People overseas don’t understand the amazing success of Yair Lapid in Israel’s January 22 parliamentary elections. He hardly said a word about the Palestinians, the peace process, terrorism, war — all those things that Israelis are supposedly preoccupied with every waking minute.

But I understand. For the past 15 years, I’ve been living in the hardcore of Lapidism, surrounded by it. Modi’in, a sparkling but sterile-looking, monotonously beige bedroom community of 80,000 midway between Jerusalem and Tel Aviv, built in 1996, smack up against the Green Line, is one of 21 prosperous towns that gave a plurality of votes (in our case, 27%) to Lapid’s party, Yesh Atid (There Is a Future). But with all due respect to Tel Aviv, Herzliya, Kfar Saba and Lapid’s other strongholds, I believe Modi’in represents Lapidism at its strongest.

We’re as middle class as any of those 20 other towns, but the people here are younger, mainly in their 30s, not rich like Lapid’s pluralities in Caesarea, Savyon and Kfar Shmaryahu. So when he talks about the high cost of housing and about the burden of army service that falls on the middle class, it falls harder here. “We both work, we have two kids, the mortgage is choking us to death, we barely finish the month…. Yes, my husband does army reserve,” said “Anat,” a psychological counselor and Lapid voter in her early 30s, shopping in Modi’in’s sleek, glass-enclosed mall. “He touched on all the sensitive issues in our lives.” (None of the interviewees are being identified by name; they’re my neighbors, and this is not going to be an entirely flattering picture of the community.)

The other issue Lapid talked about was, of course, the ultra-Orthodox, the Haredim, and how they’re being supported and protected by all the people who do what they, in the main, don’t: serve in the army and work for a living. Resentment of the Haredim, not to say fear and loathing of them, is the one political passion that seems to animate the folks around here. Last summer they got upset over how the Haredim from Modi’in Illit, the giant settlement on the other side of the Green Line, were “taking over” our biggest park. And when the mayor of Modi’in Illit said the settlement’s new archaeological site, an excavated Second Temple-era agricultural village, “will be open only to the ultra-Orthodox public… without the distortions and disruptions of other places, where there is fear of hearing false opinions,” the mayor of our town retaliated during Sukkot by barring entry to the park to anyone whose national identification card didn’t list a Modi’in address.

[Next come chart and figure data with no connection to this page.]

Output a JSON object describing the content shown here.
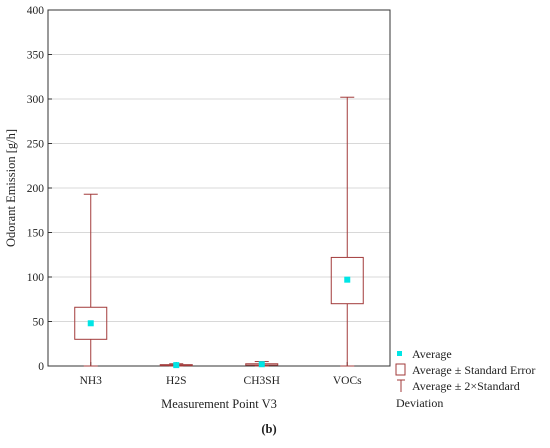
{
  "chart_data": {
    "type": "box",
    "ylabel": "Odorant Emission [g/h]",
    "xlabel": "Measurement Point V3",
    "ylim": [
      0,
      400
    ],
    "yticks": [
      0,
      50,
      100,
      150,
      200,
      250,
      300,
      350,
      400
    ],
    "grid": "horizontal",
    "legend_position": "bottom-right",
    "categories": [
      "NH3",
      "H2S",
      "CH3SH",
      "VOCs"
    ],
    "series": [
      {
        "name": "Average",
        "values": [
          48,
          1,
          2,
          97
        ]
      },
      {
        "name": "Average ± Standard Error",
        "low": [
          30,
          0.5,
          1,
          70
        ],
        "high": [
          66,
          1.5,
          2.5,
          122
        ]
      },
      {
        "name": "Average ± 2×Standard Deviation",
        "low": [
          0,
          0,
          0,
          0
        ],
        "high": [
          193,
          2.5,
          5,
          302
        ]
      }
    ],
    "colors": {
      "marker": "#00e5e5",
      "box": "#a23a3a",
      "grid": "#d8d8d8",
      "frame": "#333333"
    }
  },
  "legend": {
    "items": [
      "Average",
      "Average ± Standard Error",
      "Average ± 2×Standard",
      "Deviation"
    ]
  },
  "caption": "(b)"
}
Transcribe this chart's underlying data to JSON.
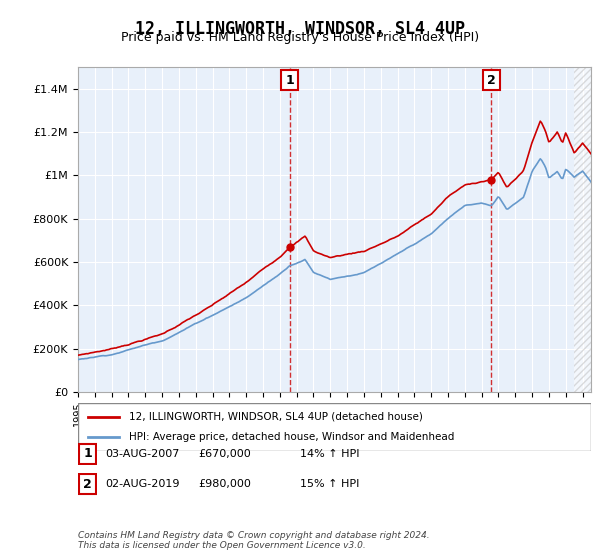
{
  "title": "12, ILLINGWORTH, WINDSOR, SL4 4UP",
  "subtitle": "Price paid vs. HM Land Registry's House Price Index (HPI)",
  "ylim": [
    0,
    1500000
  ],
  "yticks": [
    0,
    200000,
    400000,
    600000,
    800000,
    1000000,
    1200000,
    1400000
  ],
  "ytick_labels": [
    "£0",
    "£200K",
    "£400K",
    "£600K",
    "£800K",
    "£1M",
    "£1.2M",
    "£1.4M"
  ],
  "xlim_start": 1995.0,
  "xlim_end": 2025.5,
  "bg_color": "#ddeeff",
  "plot_bg": "#e8f0fa",
  "grid_color": "#ffffff",
  "sale1_date": 2007.58,
  "sale1_price": 670000,
  "sale2_date": 2019.58,
  "sale2_price": 980000,
  "legend_line1": "12, ILLINGWORTH, WINDSOR, SL4 4UP (detached house)",
  "legend_line2": "HPI: Average price, detached house, Windsor and Maidenhead",
  "table_row1": [
    "1",
    "03-AUG-2007",
    "£670,000",
    "14% ↑ HPI"
  ],
  "table_row2": [
    "2",
    "02-AUG-2019",
    "£980,000",
    "15% ↑ HPI"
  ],
  "footer": "Contains HM Land Registry data © Crown copyright and database right 2024.\nThis data is licensed under the Open Government Licence v3.0.",
  "line_red": "#cc0000",
  "line_blue": "#6699cc",
  "hatch_color": "#cccccc"
}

But that was just the latest example. From day one, Modi’in has made a point of having no Haredi neighborhoods, and every time a news item or rumor went out that some Haredi operator had his eye on a vacant hill for a new ultra-Orthodox neighborhood, the

municipality would publicize an opinion poll showing that if a Haredi neighborhood were built in the city, 114% of the residents would move out. This is an overwhelmingly secular town, and people don’t want streets to be blocked off on the Sabbath; they don’t want Haredi poverty and crowding and yeshivas, and they don’t like sending their kids to the army when the Haredim don’t. Modi’in consistently has the highest rate of conscripts and combat soldiers of any Israeli town.

“I have two children who served in the army, my daughter was an officer, and they don’t even start college until they’re in their early 20s. I don’t see why the Haredim can’t do the same,” said “Esti,” a business consultant in her mid-50s who voted for Lapid. “He strikes me as a lounge lizard,” she acknowledged, “but he understands what’s important to people, and I liked a lot of the candidates he put on his Knesset slate.”